3.    Mais que l'on n'aura pas pour autant résolu la crise du logement. Il sera toujours rare car entretemps, on aura continué à attirer des entreprises.

+ 10'000 habitants par an dans la région genevoise

Ne faut-il pas plutôt renoncer à l'accueil par centaines de multinationales qui amènent des employés par milliers dans notre région. Employés qu'il faudra bien loger, au détriment des habitants genevois qui, contrairement à ces nouveaux venus, ne bénéficient pas du soutien financier de leur employeur pour louer ou acheter des logements devenus hors de prix vu la demande.

Croissez et multipliez jusqu'à l'étouffement

Se responsabiliser, adapter son mode de vie et le nombre de ses enfants à ses ressources, consommer moins, prôner le mieux plutôt que le plus, en bref, renoncer  à la croissance, le tabou est toujours d'actualité, toute tendance confondue !

 

18/06/2010

Business as usual

La demande d’urgence pour la M1955 « Préservons la biodiversité dans l’espace urbain » a été refusée par le Grande Conseil.

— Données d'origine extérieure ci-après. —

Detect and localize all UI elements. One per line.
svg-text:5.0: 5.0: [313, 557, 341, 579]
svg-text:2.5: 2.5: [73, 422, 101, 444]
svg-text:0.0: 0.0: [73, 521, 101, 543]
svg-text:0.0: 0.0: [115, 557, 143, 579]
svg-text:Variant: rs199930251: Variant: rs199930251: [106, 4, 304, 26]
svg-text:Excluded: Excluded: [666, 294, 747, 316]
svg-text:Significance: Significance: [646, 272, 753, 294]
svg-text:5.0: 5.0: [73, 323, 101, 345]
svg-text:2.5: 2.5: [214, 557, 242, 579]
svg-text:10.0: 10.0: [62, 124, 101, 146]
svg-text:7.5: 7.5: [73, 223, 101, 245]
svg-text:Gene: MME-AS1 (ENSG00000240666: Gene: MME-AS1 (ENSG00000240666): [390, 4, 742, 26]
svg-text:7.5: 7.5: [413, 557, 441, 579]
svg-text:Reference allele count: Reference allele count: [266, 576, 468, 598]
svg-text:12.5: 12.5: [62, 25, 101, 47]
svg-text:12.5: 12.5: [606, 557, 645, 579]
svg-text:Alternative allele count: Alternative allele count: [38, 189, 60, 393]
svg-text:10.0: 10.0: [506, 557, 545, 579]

Il fallait être naïf comme une novice pour croire un instant que demander l’urgence pour la préservation de la biodiversité dans notre espace urbain, passerait la rampe au parlement ce jeudi 17 juin. Face aux heures d’ouverture des magasins (LHOM), la nature n’avait aucune chance. En a-t-elle d’ailleurs encore une dans notre monde où la valeur se compte en espèces, celles qui sonnent et trébuchent. A l’instar des crevettes du golfe du Mexique, ou du thon rouge de Méditerranée, la nature à Genève attendra, priorité au commerce.